US bitcoin miners are increasing their cryptocurrency holdings to prepare for tougher market conditions, as competition for resources grows. Notable companies like Marathon Holdings, Riot Platforms, and CleanSpark have taken advantage of the recent spike in Bitcoin prices, which reached $100,000 last month, raising over $3.7 billion from investors since November. They have utilized these funds to acquire more coins, often through zero or low-coupon convertible notes.
This surge in activity follows the election of Donald Trump, who assured that Bitcoin would be “mined, minted, and made in the USA.” However, for many miners, the rush to buy more Bitcoin is a strategic move to shield themselves from rising energy costs.
Russell Cann, the chief development officer at Core Scientific, noted that the situation is complicated: “It’s not as easy as just seeing the price of Bitcoin go up and being satisfied; there are still many challenges regarding profitability and energy access.”
The shift in strategy comes as miners adapt their operations, including increasing their investment in artificial intelligence. This marks a notable change for the industry, which faced significant struggles over the past year following a halving of the rewards miners receive.
Miners play a crucial role in maintaining the Bitcoin network by validating blocks of transactions. The network’s design allows for the mining reward to halve every four years, and the latest adjustment in April reduced daily rewards from 900 to 450 coins.
CoinShares, an investment group, pointed out that the average cost to mine one Bitcoin for US-listed miners rose to $55,950 during the third quarter, a 13% increase from the previous quarter. When accounting for depreciation and stock-based compensation, the overall cost reached about $106,000, while Bitcoin recently traded around $102,175.
James Butterfill from CoinShares commented that without a price increase, many miners might have been forced to shut down their operations. Fortunately, rising Bitcoin prices have provided a boost to mining profitability, encouraging many miners to seek fresh funding.
Companies like Marathon and Riot are following the example of MicroStrategy, which has successfully issued long-term convertible bonds to fund Bitcoin purchases. This trend is evident as miners prioritize making Bitcoin their reserve asset and planning to hold onto newly mined coins.
Fred Thiel, CEO of Marathon Holdings, emphasized the renewed focus on Bitcoin accumulation, stating, “Our business model now is to accumulate as much Bitcoin as we can.” The company has amassed nearly 45,000 Bitcoins, worth over $4.4 billion.
Despite significant investments in Bitcoin, miners are still under pressure as competition increases. The collective computing power, or hash rate, necessary to secure the Bitcoin network has soared, reaching record levels recently. This growth could potentially counter the benefits of rising Bitcoin prices, putting further strain on profits.
The US mining sector also faces intense competition for energy resources. The US Energy Information Agency has estimated that Bitcoin mining may account for 2.3% of the country’s energy grid, though predictions can vary due to limited data.

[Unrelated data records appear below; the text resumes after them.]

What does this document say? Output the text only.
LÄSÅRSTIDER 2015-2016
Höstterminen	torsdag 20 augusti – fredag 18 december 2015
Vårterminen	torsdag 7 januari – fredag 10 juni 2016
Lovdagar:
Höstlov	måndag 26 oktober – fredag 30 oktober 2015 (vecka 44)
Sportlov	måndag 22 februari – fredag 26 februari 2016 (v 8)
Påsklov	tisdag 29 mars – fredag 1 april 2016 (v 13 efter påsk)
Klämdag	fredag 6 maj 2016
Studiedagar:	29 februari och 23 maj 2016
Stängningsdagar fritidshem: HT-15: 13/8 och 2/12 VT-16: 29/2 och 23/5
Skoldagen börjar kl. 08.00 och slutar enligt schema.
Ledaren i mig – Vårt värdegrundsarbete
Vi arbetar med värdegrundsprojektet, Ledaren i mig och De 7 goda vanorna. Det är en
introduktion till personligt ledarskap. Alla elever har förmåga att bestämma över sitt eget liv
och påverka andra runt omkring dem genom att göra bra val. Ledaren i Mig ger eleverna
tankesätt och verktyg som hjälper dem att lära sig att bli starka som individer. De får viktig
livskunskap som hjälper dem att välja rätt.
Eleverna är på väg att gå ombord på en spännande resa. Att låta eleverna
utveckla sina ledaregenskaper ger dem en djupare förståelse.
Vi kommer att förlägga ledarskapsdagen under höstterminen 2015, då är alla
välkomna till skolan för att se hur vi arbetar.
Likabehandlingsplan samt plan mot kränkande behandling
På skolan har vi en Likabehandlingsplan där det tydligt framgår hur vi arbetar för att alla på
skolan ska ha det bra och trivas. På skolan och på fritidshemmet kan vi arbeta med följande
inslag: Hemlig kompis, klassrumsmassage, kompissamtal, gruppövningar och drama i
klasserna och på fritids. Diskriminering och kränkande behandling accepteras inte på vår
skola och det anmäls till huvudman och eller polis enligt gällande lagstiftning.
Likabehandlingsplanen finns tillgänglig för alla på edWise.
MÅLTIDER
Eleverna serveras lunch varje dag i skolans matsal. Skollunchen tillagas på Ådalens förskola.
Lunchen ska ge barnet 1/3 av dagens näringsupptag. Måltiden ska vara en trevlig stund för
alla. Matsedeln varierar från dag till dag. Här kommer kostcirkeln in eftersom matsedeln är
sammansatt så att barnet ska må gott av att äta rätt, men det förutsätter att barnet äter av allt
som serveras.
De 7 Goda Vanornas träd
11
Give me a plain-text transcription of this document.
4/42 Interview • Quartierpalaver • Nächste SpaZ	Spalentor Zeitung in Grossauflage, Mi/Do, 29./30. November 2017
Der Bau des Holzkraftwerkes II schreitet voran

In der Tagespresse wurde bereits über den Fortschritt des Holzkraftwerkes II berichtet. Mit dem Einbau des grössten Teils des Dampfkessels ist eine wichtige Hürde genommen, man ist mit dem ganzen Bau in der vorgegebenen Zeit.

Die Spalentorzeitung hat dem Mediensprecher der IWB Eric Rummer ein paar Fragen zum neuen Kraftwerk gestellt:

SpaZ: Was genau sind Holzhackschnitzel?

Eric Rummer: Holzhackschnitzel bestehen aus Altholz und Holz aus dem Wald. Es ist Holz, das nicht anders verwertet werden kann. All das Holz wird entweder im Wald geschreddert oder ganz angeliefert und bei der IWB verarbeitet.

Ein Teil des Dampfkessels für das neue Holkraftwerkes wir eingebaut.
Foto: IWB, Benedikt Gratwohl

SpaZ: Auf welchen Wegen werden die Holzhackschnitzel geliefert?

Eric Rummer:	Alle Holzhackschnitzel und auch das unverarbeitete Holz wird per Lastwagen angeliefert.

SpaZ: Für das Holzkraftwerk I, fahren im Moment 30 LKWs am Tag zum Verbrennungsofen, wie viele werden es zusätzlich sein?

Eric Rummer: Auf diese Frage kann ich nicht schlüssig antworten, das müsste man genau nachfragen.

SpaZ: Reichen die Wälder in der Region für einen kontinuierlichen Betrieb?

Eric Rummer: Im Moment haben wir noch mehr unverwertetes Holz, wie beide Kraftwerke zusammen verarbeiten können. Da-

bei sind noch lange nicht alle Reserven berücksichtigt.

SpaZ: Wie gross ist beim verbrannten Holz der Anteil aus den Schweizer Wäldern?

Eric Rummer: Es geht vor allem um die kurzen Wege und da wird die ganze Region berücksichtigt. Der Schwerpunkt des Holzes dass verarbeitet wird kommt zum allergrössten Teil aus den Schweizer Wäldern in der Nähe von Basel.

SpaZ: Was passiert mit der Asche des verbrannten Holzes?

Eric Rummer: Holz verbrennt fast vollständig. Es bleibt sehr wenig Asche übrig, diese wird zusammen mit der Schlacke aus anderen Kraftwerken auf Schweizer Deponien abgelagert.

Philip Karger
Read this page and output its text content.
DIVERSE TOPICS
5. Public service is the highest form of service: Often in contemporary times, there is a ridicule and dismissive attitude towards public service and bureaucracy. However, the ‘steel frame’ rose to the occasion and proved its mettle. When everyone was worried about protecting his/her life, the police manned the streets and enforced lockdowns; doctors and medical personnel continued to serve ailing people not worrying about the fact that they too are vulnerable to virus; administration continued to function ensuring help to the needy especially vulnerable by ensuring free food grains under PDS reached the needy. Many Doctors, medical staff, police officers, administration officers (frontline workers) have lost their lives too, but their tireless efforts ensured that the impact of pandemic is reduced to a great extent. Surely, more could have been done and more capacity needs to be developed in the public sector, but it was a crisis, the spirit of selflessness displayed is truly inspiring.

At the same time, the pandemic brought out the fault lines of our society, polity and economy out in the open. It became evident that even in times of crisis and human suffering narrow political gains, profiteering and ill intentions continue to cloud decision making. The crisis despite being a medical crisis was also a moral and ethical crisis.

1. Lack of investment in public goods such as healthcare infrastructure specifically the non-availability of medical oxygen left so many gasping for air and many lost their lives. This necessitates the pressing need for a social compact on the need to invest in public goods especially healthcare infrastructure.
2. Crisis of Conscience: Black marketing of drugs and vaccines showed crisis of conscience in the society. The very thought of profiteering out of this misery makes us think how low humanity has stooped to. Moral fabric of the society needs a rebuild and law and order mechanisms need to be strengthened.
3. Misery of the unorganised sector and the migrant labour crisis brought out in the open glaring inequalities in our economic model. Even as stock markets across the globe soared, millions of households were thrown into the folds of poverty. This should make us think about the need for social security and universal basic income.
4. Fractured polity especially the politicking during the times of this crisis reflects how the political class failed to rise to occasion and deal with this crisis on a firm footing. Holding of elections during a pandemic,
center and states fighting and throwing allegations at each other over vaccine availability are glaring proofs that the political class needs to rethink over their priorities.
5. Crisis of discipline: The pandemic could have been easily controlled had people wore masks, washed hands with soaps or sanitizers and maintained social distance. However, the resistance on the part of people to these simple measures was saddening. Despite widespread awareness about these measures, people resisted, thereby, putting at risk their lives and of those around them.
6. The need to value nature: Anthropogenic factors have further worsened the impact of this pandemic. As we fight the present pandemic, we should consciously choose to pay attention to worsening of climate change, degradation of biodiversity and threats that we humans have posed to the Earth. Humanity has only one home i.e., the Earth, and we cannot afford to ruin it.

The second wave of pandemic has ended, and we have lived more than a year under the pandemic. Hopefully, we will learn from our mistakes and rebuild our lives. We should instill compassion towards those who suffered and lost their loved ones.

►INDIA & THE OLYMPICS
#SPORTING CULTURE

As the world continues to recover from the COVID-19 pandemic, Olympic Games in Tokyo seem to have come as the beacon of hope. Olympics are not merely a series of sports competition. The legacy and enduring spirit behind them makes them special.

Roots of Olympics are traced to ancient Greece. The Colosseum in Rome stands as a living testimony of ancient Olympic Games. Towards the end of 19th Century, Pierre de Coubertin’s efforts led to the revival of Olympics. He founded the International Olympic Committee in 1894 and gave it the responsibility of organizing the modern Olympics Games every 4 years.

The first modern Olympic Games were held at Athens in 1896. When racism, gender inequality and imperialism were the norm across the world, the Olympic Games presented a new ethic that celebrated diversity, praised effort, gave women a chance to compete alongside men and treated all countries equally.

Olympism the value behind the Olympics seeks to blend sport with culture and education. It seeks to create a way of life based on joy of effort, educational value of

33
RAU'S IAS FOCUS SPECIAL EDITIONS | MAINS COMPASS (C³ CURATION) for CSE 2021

Regulators in Texas have begun requiring larger data centers to report their energy consumption, with projections indicating a 60% increase in energy demand from large users by 2025. Executives are particularly wary of competition from AI developers, who often wield greater financial resources.
Cann of Core Scientific noted, “The demand for artificial intelligence in the US is going to significantly impact Bitcoin mining’s access to energy.” He predicts that a larger percentage of Bitcoin mining computing power may eventually operate outside the US.
To adapt, Marathon plans to relocate half of its mining operations by 2028, focusing on countries with surplus energy like Kenya, the UAE, and Paraguay. Meanwhile, other firms are looking to capitalize on the rising demand for AI. Firms like Hut 8, Core Scientific, and Hive have begun leasing their data center capacities to artificial intelligence companies.
As Zach Bradford, CEO of CleanSpark, pointed out, even with rising Bitcoin prices, the industry remains vulnerable: “Yes, Bitcoin’s up, and it helps, but if energy prices spike tomorrow, it can still be a difficult day for Bitcoin miners.”